My parents went to waltzes there. My father wore tails. They danced until 2:00 a.m. and then had friends over for breakfast in the middle of the night. My father made omelets in a cast iron frying pan.
Also near us was the Inn’s old Grist Mill.
And the Country Store. What smells! Penny candy. Many old nickelodeons.
At the end of our road was a Central Casting New England Church. Next to the church was a little red schoolhouse. Sarah Josepha Hale wrote “Mary Had a Little Lamb” in 1930 about a REAL LIFE incident in Sterling, Massachusetts. Henry Ford moved the REAL LIFE schoolhouse to Sudbury.
We moved to Lincoln in 1956. My parents built a house on Winter Street, just off Trapelo Road.
I came of reading age in Lincoln, and of an age to go to the library. Curious George!
We occasionally were sent to church at what I think was a Unitarian congregation.
We often went to Concord, to a toy store there. Every time we went, we stopped at the bridge of the Shot Heard Round the World.
We went swimming in Walden Pond. I was not a good swimmer. As in – I splashed around. I didn’t swim. At all. And I didn’t know Henry David Thoreau from Adam.
Sometimes Benny Shambaugh’s dad took us to the dump (!) and we stopped and had ice cream right near where Paul Revere was captured.
Lots of history around me!
I had a great setting for my Davey Crockett fantasies.
One part of Lincoln that I knew nothing about was the collection of modernist houses there, thanks in large part to the presence of Walter Gropius at Harvard.
I’ll bet we drove by some or all of them once in a while and I’ll bet we scoffed at them. If we did, I regret this.
My father worked at Arthur D. Little in Cambridge.
My mother took my sister and me into Boston and Cambridge a few times a year. First stop was the dentist. Second stop was the swan boats in the Public Garden.
Next stop was S.S. Pierce in Brookline. My mother loved their jarred kumquats in heavy syrup. She had one in her sweet bourbon drink each night.
Then we went to meet my father for lunch at the Wursthaus. Where, closing the loop, there were Dogs Playing Poker prints on the wall. I cannot imagine what I had to eat there, picky eater that I was. I remember my father’s German beer.
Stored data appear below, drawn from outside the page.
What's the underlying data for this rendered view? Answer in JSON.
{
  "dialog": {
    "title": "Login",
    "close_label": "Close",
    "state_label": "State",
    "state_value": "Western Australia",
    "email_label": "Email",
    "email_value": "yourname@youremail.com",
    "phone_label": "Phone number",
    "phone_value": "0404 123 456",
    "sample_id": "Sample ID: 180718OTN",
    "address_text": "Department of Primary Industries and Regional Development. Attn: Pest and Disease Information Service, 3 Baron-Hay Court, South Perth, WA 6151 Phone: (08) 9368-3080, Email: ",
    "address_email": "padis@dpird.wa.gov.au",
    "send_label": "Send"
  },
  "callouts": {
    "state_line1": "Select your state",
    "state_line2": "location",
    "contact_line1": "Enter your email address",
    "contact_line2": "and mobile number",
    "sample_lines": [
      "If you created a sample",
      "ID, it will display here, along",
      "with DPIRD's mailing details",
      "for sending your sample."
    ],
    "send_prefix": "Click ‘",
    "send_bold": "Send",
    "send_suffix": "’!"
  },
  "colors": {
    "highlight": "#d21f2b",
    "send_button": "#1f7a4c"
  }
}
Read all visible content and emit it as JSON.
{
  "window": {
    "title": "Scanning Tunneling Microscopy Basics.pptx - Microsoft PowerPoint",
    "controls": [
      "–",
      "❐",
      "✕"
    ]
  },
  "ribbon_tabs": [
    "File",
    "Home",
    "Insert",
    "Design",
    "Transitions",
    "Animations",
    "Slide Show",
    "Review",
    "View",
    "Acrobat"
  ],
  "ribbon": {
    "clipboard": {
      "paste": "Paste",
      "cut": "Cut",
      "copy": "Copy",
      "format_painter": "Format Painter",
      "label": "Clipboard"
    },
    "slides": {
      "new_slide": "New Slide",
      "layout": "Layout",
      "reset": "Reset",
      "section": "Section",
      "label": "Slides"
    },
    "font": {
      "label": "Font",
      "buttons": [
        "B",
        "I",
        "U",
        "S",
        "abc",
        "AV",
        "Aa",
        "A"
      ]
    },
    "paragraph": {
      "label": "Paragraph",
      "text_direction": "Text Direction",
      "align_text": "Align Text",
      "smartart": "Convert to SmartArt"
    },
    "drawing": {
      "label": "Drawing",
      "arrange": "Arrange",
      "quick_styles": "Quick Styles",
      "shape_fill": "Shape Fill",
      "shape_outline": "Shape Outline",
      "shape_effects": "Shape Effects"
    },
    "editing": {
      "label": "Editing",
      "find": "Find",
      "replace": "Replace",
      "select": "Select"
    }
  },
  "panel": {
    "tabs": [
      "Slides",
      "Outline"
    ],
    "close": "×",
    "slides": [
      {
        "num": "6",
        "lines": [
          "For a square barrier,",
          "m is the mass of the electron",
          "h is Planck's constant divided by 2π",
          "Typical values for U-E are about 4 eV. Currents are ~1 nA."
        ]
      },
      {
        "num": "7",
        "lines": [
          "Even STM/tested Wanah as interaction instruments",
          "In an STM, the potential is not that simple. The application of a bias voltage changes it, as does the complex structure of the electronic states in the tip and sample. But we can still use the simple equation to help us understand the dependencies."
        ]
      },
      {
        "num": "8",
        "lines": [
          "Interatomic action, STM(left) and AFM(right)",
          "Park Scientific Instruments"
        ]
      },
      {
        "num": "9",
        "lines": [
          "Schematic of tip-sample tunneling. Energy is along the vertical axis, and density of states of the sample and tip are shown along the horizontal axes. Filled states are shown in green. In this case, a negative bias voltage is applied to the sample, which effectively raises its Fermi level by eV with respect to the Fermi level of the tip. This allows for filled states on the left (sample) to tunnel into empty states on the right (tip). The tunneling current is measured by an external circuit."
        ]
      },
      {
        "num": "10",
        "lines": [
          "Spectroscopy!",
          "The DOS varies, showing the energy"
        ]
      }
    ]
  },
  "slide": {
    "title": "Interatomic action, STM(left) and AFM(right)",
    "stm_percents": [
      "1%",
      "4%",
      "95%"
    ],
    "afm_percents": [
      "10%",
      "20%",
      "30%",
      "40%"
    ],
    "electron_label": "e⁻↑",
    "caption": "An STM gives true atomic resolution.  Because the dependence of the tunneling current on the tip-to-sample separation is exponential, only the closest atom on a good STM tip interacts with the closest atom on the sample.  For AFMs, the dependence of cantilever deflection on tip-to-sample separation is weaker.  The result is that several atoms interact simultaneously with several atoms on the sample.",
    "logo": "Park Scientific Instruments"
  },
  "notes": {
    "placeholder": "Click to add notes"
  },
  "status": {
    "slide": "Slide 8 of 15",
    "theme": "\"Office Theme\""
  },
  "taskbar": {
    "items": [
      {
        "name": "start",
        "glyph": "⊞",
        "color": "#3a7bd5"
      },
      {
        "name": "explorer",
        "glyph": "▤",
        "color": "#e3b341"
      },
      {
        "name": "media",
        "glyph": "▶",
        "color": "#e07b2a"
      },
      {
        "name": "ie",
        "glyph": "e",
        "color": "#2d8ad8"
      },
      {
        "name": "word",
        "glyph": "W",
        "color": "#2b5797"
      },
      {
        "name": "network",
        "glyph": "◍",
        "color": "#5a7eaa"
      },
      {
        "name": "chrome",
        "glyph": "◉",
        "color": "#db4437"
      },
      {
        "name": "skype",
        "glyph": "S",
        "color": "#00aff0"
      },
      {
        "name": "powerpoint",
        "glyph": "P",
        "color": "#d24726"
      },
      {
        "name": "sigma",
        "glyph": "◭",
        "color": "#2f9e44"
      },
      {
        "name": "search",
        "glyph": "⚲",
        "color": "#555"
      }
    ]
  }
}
Years later, when I got to know Gabby, I learned that as a boy he had spent a couple weeks in the winter of his senior year in high school at Harvard. He eventually settled on going to school in Ames, and he more eventually decided not to go to college but instead to go work for the UFW in Delano. But, the thing is, he had some very fond memories of places he had eaten in Cambridge.
My friend is a serious student of the folk revival. When I showed him these pictures, he focused on the Cambridge ones. To him, Cambridge meant one thing – Club 47 and the folk music played there in the 1950s. Especially Joan Baez.
This was before Gabby’s time, and while it was my time, I was only seven and not really hip to the folk revival going on ten miles from my house. Joan Baez has been a hero to me for a long time.
I drew my friend back to Cardullo’s and The Tasty and the Wursthaus. What did he think of these photos?